Medad C.C. Monu
Medad is an I-Form PhD researcher based in DCU, and working in the hybrid area of materials processing development and materials processing feedback and control. He completed his BEng and MEng degrees in Materials and Metallurgical Engineering at FUTO and FUTA, Nigeria, respectively. He specialised in Production and Metallurgy, with a thesis focused on correlating resultant fusion weld metallurgy and observed electrical conductivity of plain carbon steels used in DC cathodic protected weldments/structures. Thereafter, he completed a MSc in Mechanical Engineering at the University of Portsmouth, UK, where he specialised in Metal Additive Manufacturing (AM). The focus of this research was the process development for selective laser melting (SLM) of 17-4PH stainless steels.
Both SLM and conventional fusion welding techniques work on the same principle of material heating, full melting, and solidification. However, unlike the age-old fusion welding, SLM is relatively new, faster; but riddled with process and structural challenges.
Research Interests (Lay Summary)
Medad started his PhD with I-Form in March 2020, and his research is aimed at developing a digital twin system for metal AM, allowing for right-first-time production.

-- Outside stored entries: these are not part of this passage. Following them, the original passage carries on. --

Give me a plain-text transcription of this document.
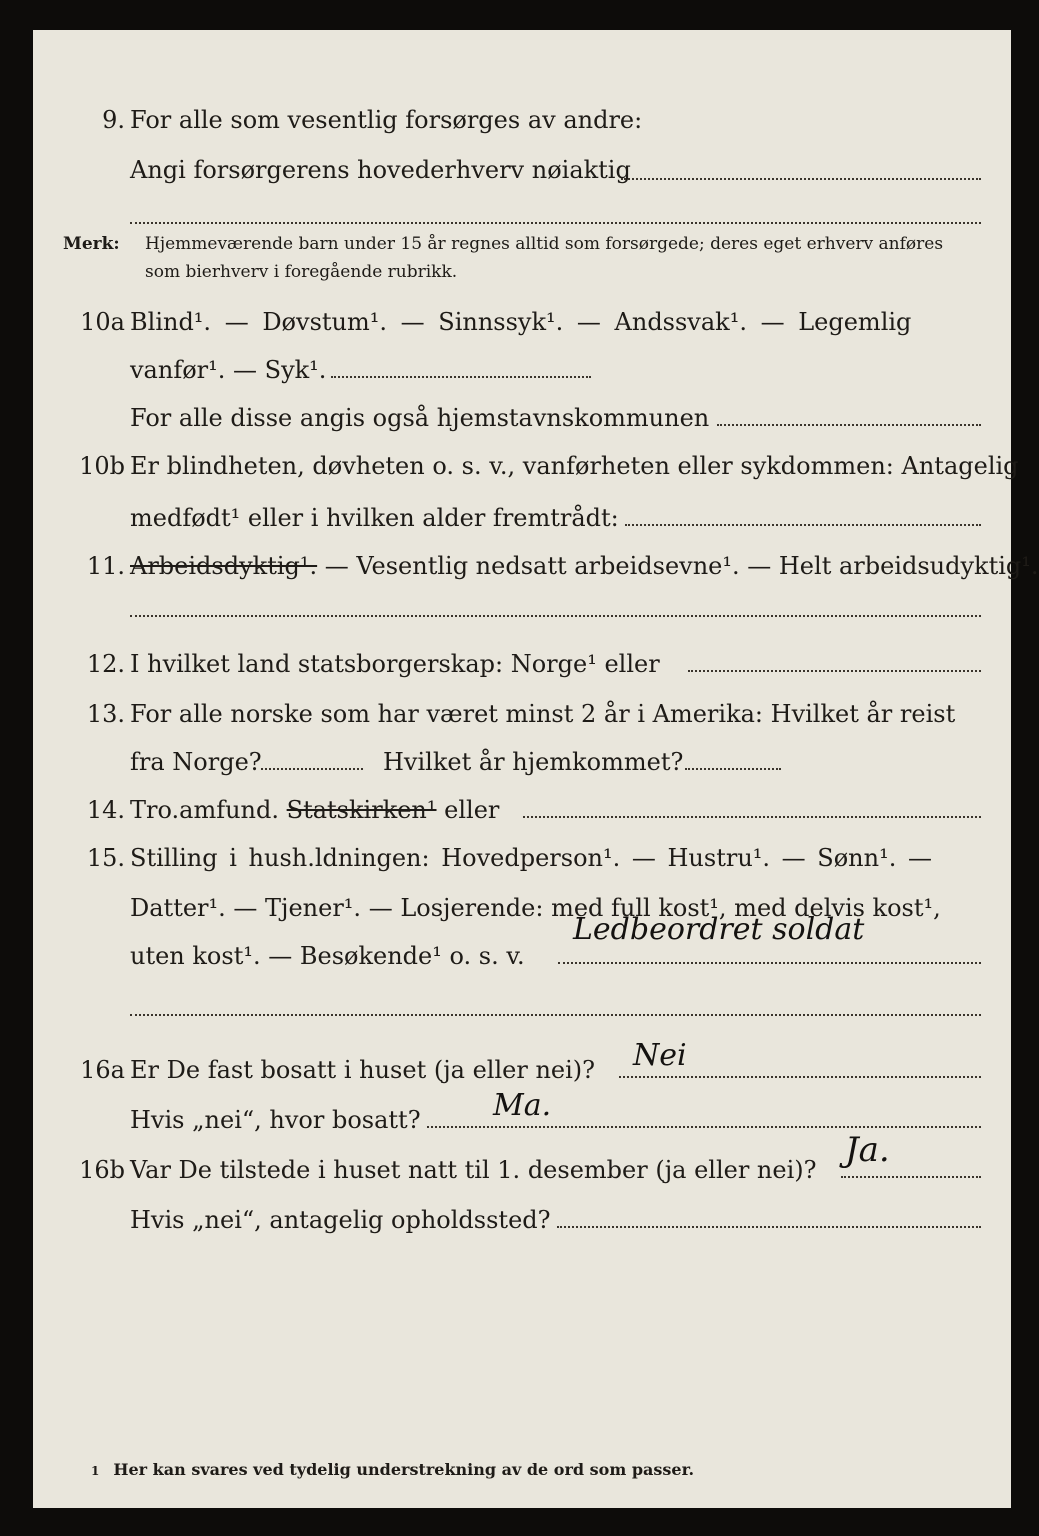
9. For alle som vesentlig forsørges av andre:
Angi forsørgerens hovederhverv nøiaktig
Merk: Hjemmeværende barn under 15 år regnes alltid som forsørgede; deres eget erhverv anføres som bierhverv i foregående rubrikk.
10a Blind¹. — Døvstum¹. — Sinnssyk¹. — Andssvak¹. — Legemlig
vanfør¹. — Syk¹.
For alle disse angis også hjemstavnskommunen
10b Er blindheten, døvheten o. s. v., vanførheten eller sykdommen: Antagelig
medfødt¹ eller i hvilken alder fremtrådt:
11. Arbeidsdyktig¹. — Vesentlig nedsatt arbeidsevne¹. — Helt arbeidsudyktig¹.
12. I hvilket land statsborgerskap: Norge¹ eller
13. For alle norske som har været minst 2 år i Amerika: Hvilket år reist
fra Norge?	Hvilket år hjemkommet?
14. Tro.amfund. Statskirken¹ eller
15. Stilling i hush.ldningen: Hovedperson¹. — Hustru¹. — Sønn¹. —
Datter¹. — Tjener¹. — Losjerende: med full kost¹, med delvis kost¹,
uten kost¹. — Besøkende¹ o. s. v.
Ledbeordret soldat
16a Er De fast bosatt i huset (ja eller nei)? Nei
Hvis „nei“, hvor bosatt? Ma.
16b Var De tilstede i huset natt til 1. desember (ja eller nei)? Ja.
Hvis „nei“, antagelig opholdssted?
1 Her kan svares ved tydelig understrekning av de ord som passer.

Fully dense metallic parts with high level of intricacies can be 3D printed to exceptionally high dimensional tolerances and good surface finishes. This process can now be completed relatively quickly and cost-effectively with respect to reduced amount of raw material and avoidance of lengthy post-manufacturing processes. Unfortunately, the quality assessment (QA) time for AM components is lengthy, often requiring several trials (prints) and resulting in many errors (defective AM parts). This inhibits a high-level of confidence for biomedical and aerospace applications. Developing a digital twin by the seamless integration of physics-based predictive modelling, in-situ sensing, and data analytics (machine learning), will allow for corrective action to be taken during fabrication, rather than allow an ill-fated process continue and result in a defective AM part.
The norm of fabricating structurally sound AM components with good mechanical properties is based solely on time-consuming, multiple and expensive experiments. However, my research, focused on synthesizing the available knowledge base of AM and welding to develop a digital twin (replica), can significantly minimize these expensive trial and error experiments.
Such a digital twin will integrate predictive FEA modelling and near real-time monitoring and modelling, into a tractable metal AM reference ontology (numerical framework). Specifically, this involves comparative data analytics from in-situ IR temperature measurements and the instantaneous spatiotemporal distribution of temperature of the part, validated against the produced part characteristics (e.g. dimensional, micro-CT, entrained stress, hardness) and the predicted FEA analysis. This research will provide a strong stepping stone to attaining fully functional digital twins for metal additive manufacturing.